The stadium's capacity is 26,556, but was estimated in 2010 by the Northern Ireland Assembly to have a safe capacity of 5,056 under safety legislation. However, since 2011, the safe capacity permitted by Health and Safety authorities is 5,300; before 2010 the stadium could hold more than 8,000. Linfield's manager David Jeffrey criticised these restrictions and said that they were "murdering local football." The main stand holds 2,720 and the Railway stand holds 2,070. The Oval's record attendance is 35,000 for a European Cup Winners Cup match against Rangers on 27 September 1966.

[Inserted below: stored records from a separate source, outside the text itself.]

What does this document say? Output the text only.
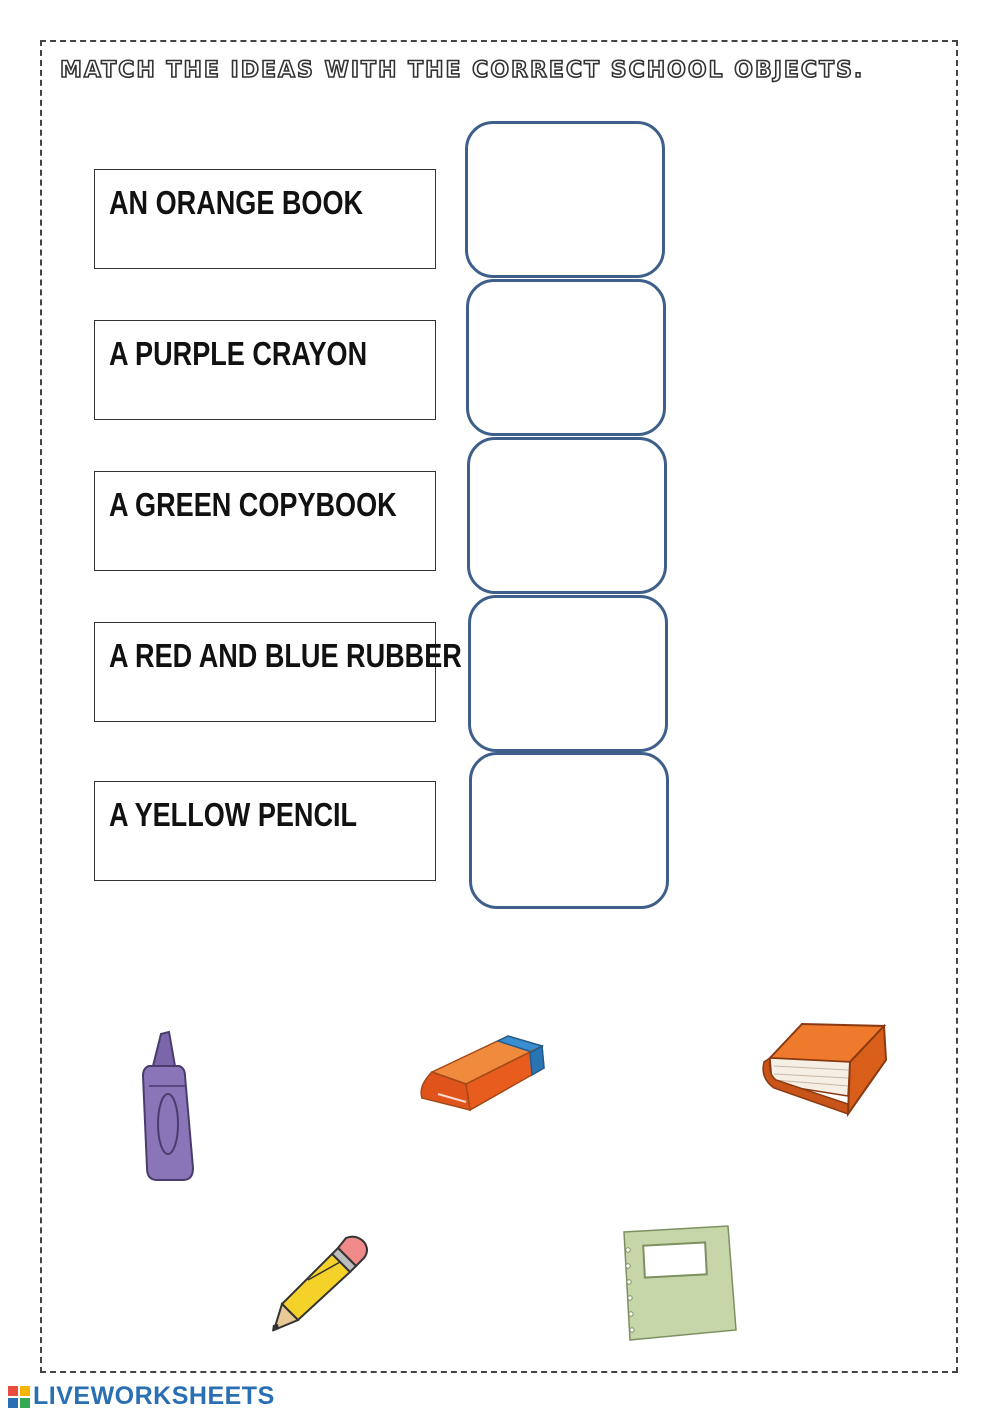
MATCH THE IDEAS WITH THE CORRECT SCHOOL OBJECTS.
AN ORANGE BOOK
A PURPLE CRAYON
A GREEN COPYBOOK
A RED AND BLUE RUBBER
A YELLOW PENCIL
LIVEWORKSHEETS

The design of the main stand is very similar to the one at Springfield Park, former home of Wigan Athletic. This was also built in 1953.

== Finals ==

In previous years, the Oval was used to host the final of the Irish Cup as one of Northern Ireland's biggest stadiums along with Windsor Park, with the location of the final often being decided on a coin toss. During the 1985 Irish Cup final, Glentoran supporters released a cockerel and a pig that had been painted blue onto the pitch to antagonize Linfield supporters. The Oval was used to host the final of the County Antrim Shield in 2012. The Oval has also been used to host the Setanta Cup final. It hosted the 2012 final between Belfast's Crusaders representing the IFA Premiership, and Derry City, representing the League of Ireland.
The 2015 Irish Cup Final between Glentoran and Portadown was played at The Oval.